Despite initial evidence in the literature, nonsteroidal anti-inflammatory drugs (NSAIDs) have not been widely used to prevent post-endoscopic retrograde cholangiopancreatography (ERCP) pancreatitis (PEP).
Dr Barkun and colleagues from Canada completed a meta-analysis of high-quality RCTs that included the latest available literature published after past meta-analytical efforts.
A comprehensive electronic literature search was carried out for RCTs comparing peri-procedural rectal indomethacin and placebo in preventing PEP.
Methodological quality was assessed by the Cochrane risk of bias tool.
|Number needed to treat was 20|
|Alimentary Pharmacology & Therapeutics|
A total of 4 of 61 retrieved trials between 2007 and 2012 were included.
The research team found no significant publication bias.
The team observed that all studies used similar criteria to detect pancreatitis.
The pooled proportion estimate of the rate of pancreatitis was 5% with indomethacin, and 10% with placebo.
After excluding the high-risk patients, the rates were 4% and 8% respectively.
The research team showed that the rate of pancreatitis was significantly lower using indomethacin as compared with placebo.
The team observed that number needed to treat was 20.
There was no significant statistical or clinical heterogeneity.
In subgroup analysis, the difference remained unchanged for average-risk population or in preventing severe PEP.

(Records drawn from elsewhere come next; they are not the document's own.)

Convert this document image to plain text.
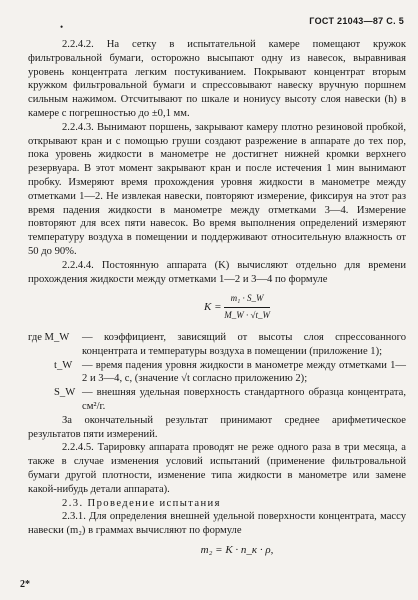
•
ГОСТ 21043—87 С. 5

2.2.4.2. На сетку в испытательной камере помещают кружок фильтровальной бумаги, осторожно высыпают одну из навесок, выравнивая уровень концентрата легким постукиванием. Покрывают концентрат вторым кружком фильтровальной бумаги и спрессовывают навеску вручную поршнем сильным нажимом. Отсчитывают по шкале и нониусу высоту слоя навески (h) в камере с погрешностью до ±0,1 мм.

2.2.4.3. Вынимают поршень, закрывают камеру плотно резиновой пробкой, открывают кран и с помощью груши создают разрежение в аппарате до тех пор, пока уровень жидкости в манометре не достигнет нижней кромки верхнего резервуара. В этот момент закрывают кран и после истечения 1 мин вынимают пробку. Измеряют время прохождения уровня жидкости в манометре между отметками 1—2. Не извлекая навески, повторяют измерение, фиксируя на этот раз время падения жидкости в манометре между отметками 3—4. Измерение повторяют для всех пяти навесок. Во время выполнения определений измеряют температуру воздуха в помещении и поддерживают относительную влажность от 50 до 90%.

2.2.4.4. Постоянную аппарата (K) вычисляют отдельно для времени прохождения жидкости между отметками 1—2 и 3—4 по формуле

$K = \frac{\text{m₁ · S\_W}}{M\_W \cdot √t\_W}$
где M_W	— коэффициент, зависящий от высоты слоя спрессованного концентрата и температуры воздуха в помещении (приложение 1);
t_W — время падения уровня жидкости в манометре между отметками 1—2 и 3—4, с, (значение √t согласно приложению 2);
S_W — внешняя удельная поверхность стандартного образца концентрата, см²/г.

За окончательный результат принимают среднее арифметическое результатов пяти измерений.

2.2.4.5. Тарировку аппарата проводят не реже одного раза в три месяца, а также в случае изменения условий испытаний (применение фильтровальной бумаги другой плотности, изменение типа жидкости в манометре или замене какой-нибудь детали аппарата).

2.3. Проведение испытания

2.3.1. Для определения внешней удельной поверхности концентрата, массу навески (m₂) в граммах вычисляют по формуле

m₂ = K · n_к · ρ,
2*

The researchers noted that the result of the main outcome remained robust in multiple sensitivity analyses.
Dr Barkun's team concludes, "Rectal indomethacin used immediately before or after ERCP significantly reduces the risk of PEP to half in both low- and high-risk patients, and with both statistically and clinically significant conclusions."
"These results suggest that a possible change in routine practice for patients at both low and high risk of developing PEP should be advocated."